One random Saturday, when I was a mere twelve years old, my parents, along with my sister and I, went to visit some family members who lived nearby. We actually visited these relatives somewhat often during my youth and on this occasion, our visit began as such visits normally did. We arrived, ate lunch and sat by the pool.
Eventually, after a couple of hours in the hot sun, and after going for a quick swim and diving from the diving board a few times, I went back inside the house and sat down to watch some television.
This really was just another ordinary visit up until that point.
But a few minutes after settling into the comfortable living room sofa and flicking on the tv, everything changed when my 18-year old cousin, Lauren, asked me to follow her into the kitchen. I immediately followed her until she stopped in the far corner, right next to the refrigerator, where, without a word, she removed the winter hat that she always wore on her head. And then, as I stared in shock at the 50 or so large metal staples that ran from one end of her scalp to the other, all helping keep a long, freshly made incision from opening up, Lauren just looked at me and smiled.
“It’s okay,” she said. “I just wanted to show you in case you were wondering why I always wear this hat.”
Ever since I had been able to understand anything, I had understood that Lauren was sick. But as a young child, it was impossible for me to fully realize what such an illness actually meant. And so, despite my parents telling me over and over again that Lauren had had another surgery to remove tumors from her brain, I always assumed that she would be fine in the end.
That is, until that very moment in the kitchen. Now I suddenly understood that Lauren was battling much more than a simple nuisance, such as a cold or the flu, and that her battle was more difficult than I could ever imagine. And with this realization came the discovery that life just might not be as easy as I had so naively believed. Requiring brain surgery and then having industrial-sized staples placed into one’s head was not something I had ever considered as a real possibility in life.
But now that I had seen it with my own eyes, it became apparent that such a terrible disease, along with countless other illnesses, accidents and life-altering obstacles, could surprise anyone, at any time. This was the day I learned that we are merely human beings, not super humans.
After I left the kitchen and returned to the living room, and as I still tried to process the influx of new thoughts, I sat back down on the sofa and turned on the television once again. However, I of course couldn’t focus on the television at all, and instead chose to observe Lauren as she moved around the house.
It didn’t take long for my observations to have a powerful effect on me, more powerful even, than the moment Lauren had removed her winter hat. Despite the staples in her scalp, despite her long battle with brain cancer and the never-ending surgeries, I’m not sure I had ever seen someone smile as much as she did. Despite the semi-frequent stumbles, when the tumors would interfere for a brief moment with the messages sent from her brain to other parts of her body, despite knowing that her life was going to be cut way too short, she continued to smile.
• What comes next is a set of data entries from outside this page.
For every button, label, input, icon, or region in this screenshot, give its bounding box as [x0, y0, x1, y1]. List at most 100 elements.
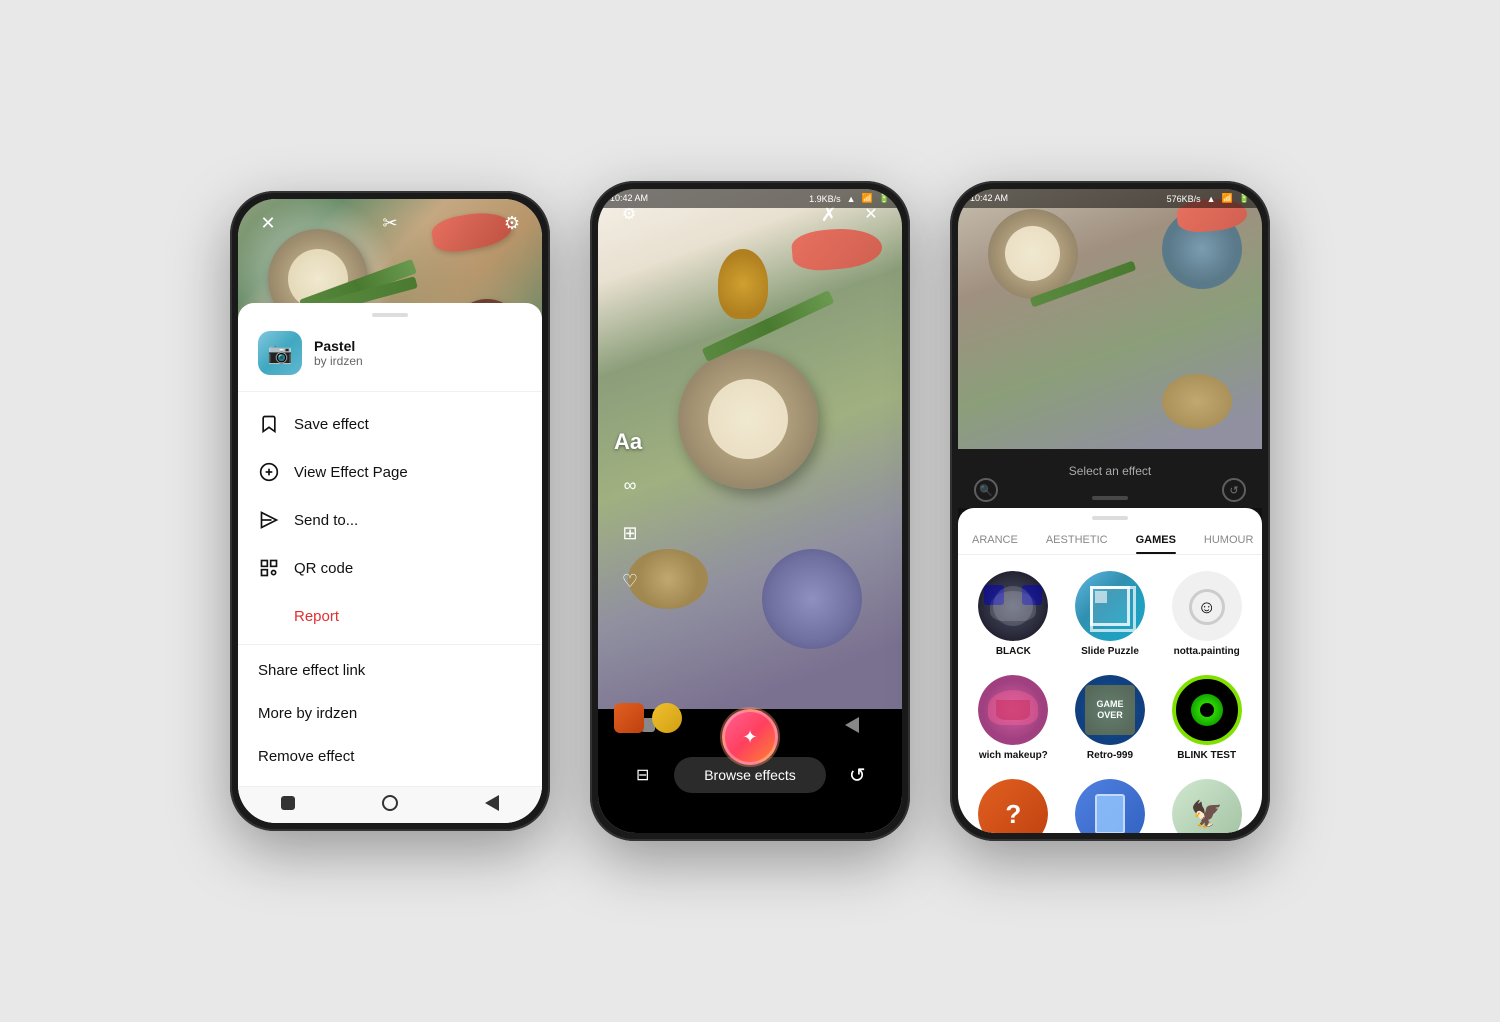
effect-thumb-blink [1172, 675, 1242, 745]
send-to-item[interactable]: Send to... [238, 496, 542, 544]
status-speed-2: 1.9KB/s [809, 194, 841, 204]
status-icons-3: 576KB/s ▲ 📶 🔋 [1167, 193, 1250, 204]
bottom-sheet: Pastel by irdzen Save effect [238, 303, 542, 823]
capture-button[interactable] [722, 709, 778, 765]
tab-games[interactable]: GAMES [1122, 526, 1190, 554]
p2-gallery-icon[interactable]: ⊟ [625, 757, 661, 793]
tab-humour[interactable]: HUMOUR [1190, 526, 1262, 554]
more-by-item[interactable]: More by irdzen [238, 692, 542, 735]
p2-grid-icon[interactable]: ⊞ [614, 517, 646, 549]
select-effect-label: Select an effect [1069, 464, 1152, 478]
color-dot-yellow[interactable] [652, 703, 682, 733]
effects-panel: ARANCE AESTHETIC GAMES HUMOUR SPECIAL E [958, 508, 1262, 833]
effect-cell-bird[interactable]: 🦅 [1159, 771, 1254, 833]
phone-2-screen: 10:42 AM 1.9KB/s ▲ 📶 🔋 [598, 189, 902, 833]
qr-icon [258, 557, 280, 579]
menu-divider-1 [238, 644, 542, 645]
p2-yellow-bottle [718, 249, 768, 319]
status-signal-2: ▲ [847, 194, 856, 204]
p2-side-icons: ∞ ⊞ ♡ [614, 469, 646, 597]
share-effect-link-item[interactable]: Share effect link [238, 649, 542, 692]
p2-bowl-purple [762, 549, 862, 649]
status-wifi-3: 📶 [1222, 193, 1233, 204]
effect-cell-retro[interactable]: GAMEOVER Retro-999 [1063, 667, 1158, 769]
nav-square [281, 796, 295, 810]
p3-nuts [1162, 374, 1232, 429]
plus-circle-icon [258, 461, 280, 483]
sheet-handle [372, 313, 408, 317]
p2-color-icons [614, 703, 682, 733]
remove-effect-item[interactable]: Remove effect [238, 735, 542, 778]
effect-name-blink: BLINK TEST [1177, 750, 1236, 761]
p3-search-icon[interactable]: 🔍 [974, 478, 998, 502]
effect-cell-slide[interactable]: Slide Puzzle [1063, 563, 1158, 665]
phone-1: ✕ ✂ ⚙ Pastel by irdzen [230, 191, 550, 831]
phone-3-select: Select an effect 🔍 ↺ [958, 449, 1262, 508]
color-dot-orange[interactable] [614, 703, 644, 733]
status-speed-3: 576KB/s [1167, 194, 1201, 204]
phone-3-screen: 10:42 AM 576KB/s ▲ 📶 🔋 [958, 189, 1262, 833]
nav-circle [382, 795, 398, 811]
nav-back [485, 795, 499, 811]
qr-code-label: QR code [294, 560, 353, 577]
scissors-icon[interactable]: ✂ [376, 209, 404, 237]
status-time-2: 10:42 AM [610, 193, 648, 204]
effect-cell-black[interactable]: BLACK [966, 563, 1061, 665]
tab-arance[interactable]: ARANCE [958, 526, 1032, 554]
p2-infinity-icon[interactable]: ∞ [614, 469, 646, 501]
status-icons-2: 1.9KB/s ▲ 📶 🔋 [809, 193, 890, 204]
close-icon[interactable]: ✕ [254, 209, 282, 237]
capture-btn-area [722, 709, 778, 765]
phone-3: 10:42 AM 576KB/s ▲ 📶 🔋 [950, 181, 1270, 841]
effect-thumb-notta: ☺ [1172, 571, 1242, 641]
effects-tabs: ARANCE AESTHETIC GAMES HUMOUR SPECIAL E [958, 520, 1262, 555]
effect-name: Pastel [314, 338, 363, 354]
effect-info: Pastel by irdzen [238, 331, 542, 392]
status-battery-2: 🔋 [879, 193, 890, 204]
effects-grid: BLACK Slide Puzzle [958, 555, 1262, 833]
phone-1-inner: ✕ ✂ ⚙ Pastel by irdzen [238, 199, 542, 823]
effect-name-wich: wich makeup? [979, 750, 1048, 761]
p2-flip-icon[interactable]: ↺ [839, 757, 875, 793]
effect-cell-q[interactable]: ? [966, 771, 1061, 833]
effect-avatar [258, 331, 302, 375]
effect-cell-wich[interactable]: wich makeup? [966, 667, 1061, 769]
p3-refresh-icon[interactable]: ↺ [1222, 478, 1246, 502]
status-wifi-2: 📶 [862, 193, 873, 204]
tab-aesthetic[interactable]: AESTHETIC [1032, 526, 1122, 554]
effect-name-notta: notta.painting [1174, 646, 1240, 657]
phone-1-header: ✕ ✂ ⚙ [238, 209, 542, 237]
view-effect-label: View Effect Page [294, 464, 408, 481]
phone-3-food [958, 189, 1262, 449]
effect-thumb-q: ? [978, 779, 1048, 833]
send-to-label: Send to... [294, 512, 358, 529]
p2-heart-icon[interactable]: ♡ [614, 565, 646, 597]
p2-salmon [790, 225, 883, 273]
send-icon [258, 509, 280, 531]
report-item[interactable]: Report [238, 592, 542, 640]
qr-code-item[interactable]: QR code [238, 544, 542, 592]
status-time-3: 10:42 AM [970, 193, 1008, 204]
status-signal-3: ▲ [1207, 194, 1216, 204]
phone-3-inner: 10:42 AM 576KB/s ▲ 📶 🔋 [958, 189, 1262, 833]
effect-cell-notta[interactable]: ☺ notta.painting [1159, 563, 1254, 665]
phone-2-inner: 10:42 AM 1.9KB/s ▲ 📶 🔋 [598, 189, 902, 833]
effect-thumb-wich [978, 675, 1048, 745]
effect-cell-tablet[interactable] [1063, 771, 1158, 833]
p2-bowl-big [678, 349, 818, 489]
nav-bar-1 [238, 786, 542, 823]
effect-cell-blink[interactable]: BLINK TEST [1159, 667, 1254, 769]
report-icon [258, 605, 280, 627]
effect-thumb-black [978, 571, 1048, 641]
effect-thumb-slide [1075, 571, 1145, 641]
nav-back-2 [845, 717, 859, 733]
effect-thumb-retro: GAMEOVER [1075, 675, 1145, 745]
effect-thumb-tablet [1075, 779, 1145, 833]
settings-icon[interactable]: ⚙ [498, 209, 526, 237]
p2-text-aa[interactable]: Aa [614, 429, 642, 455]
effect-name-retro: Retro-999 [1087, 750, 1133, 761]
view-effect-item[interactable]: View Effect Page [238, 448, 542, 496]
effect-details: Pastel by irdzen [314, 338, 363, 368]
effect-name-slide: Slide Puzzle [1081, 646, 1139, 657]
save-effect-item[interactable]: Save effect [238, 400, 542, 448]
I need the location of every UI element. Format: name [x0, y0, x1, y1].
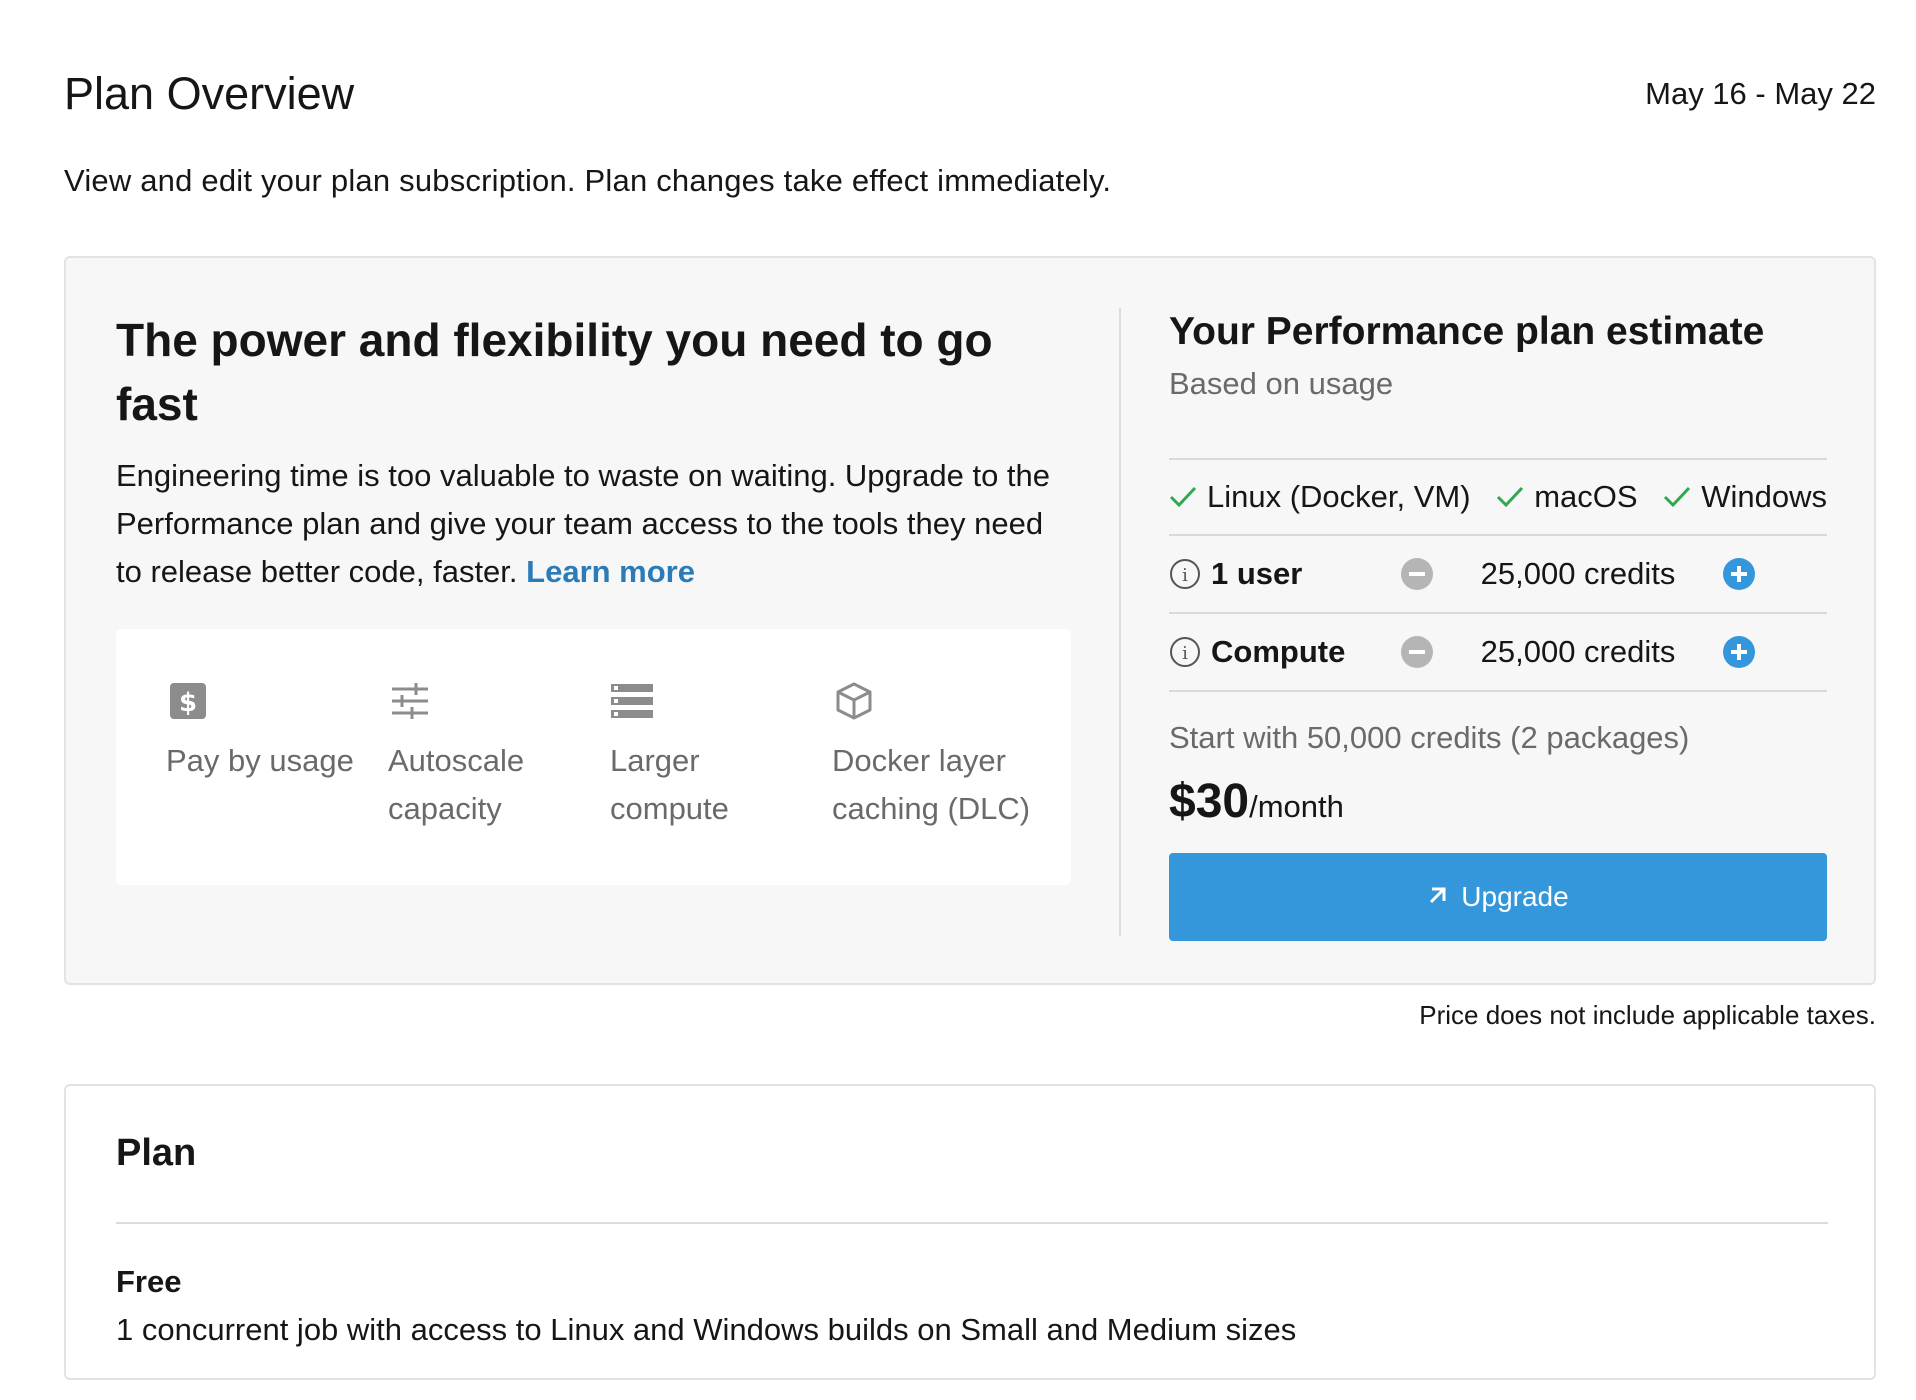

Observing Lauren that day changed me completely. First, I realized that, as a 12 year old boy, I knew nothing about the realities of life. But what stuck with me the most was without a doubt that smile. I realized that being able to walk around every day with such a smile and with such appreciation for what one has in life should be the goal of every single person. If Lauren could find the positive even in her own, impossibly difficult situation, I felt that I owed it to her and myself to make sure that I too would be smiling so brightly no matter where my life took me.
So, fast forward to today. I’m definitely a happy guy but I certainly, like most people, don’t have a permanent smile attached to my face. However, I must say that every day that I find myself interacting with new people, visiting and learning about new places and cultures around the world, my smile is as present and bright as Lauren’s.
That is why I’m now starting to realize that what drives me to constantly wander this planet is not actually my fear of living a life that is full of regrets, but my desire to achieve a goal I set for myself so many years ago, on that random Saturday afternoon, instead.
Lauren passed away at the age of 19, exactly twenty-one years ago this month. In honor of her, I encourage you to take a moment to remember that life is always worth smiling about, no matter how difficult or frustrating our situation may seem to be.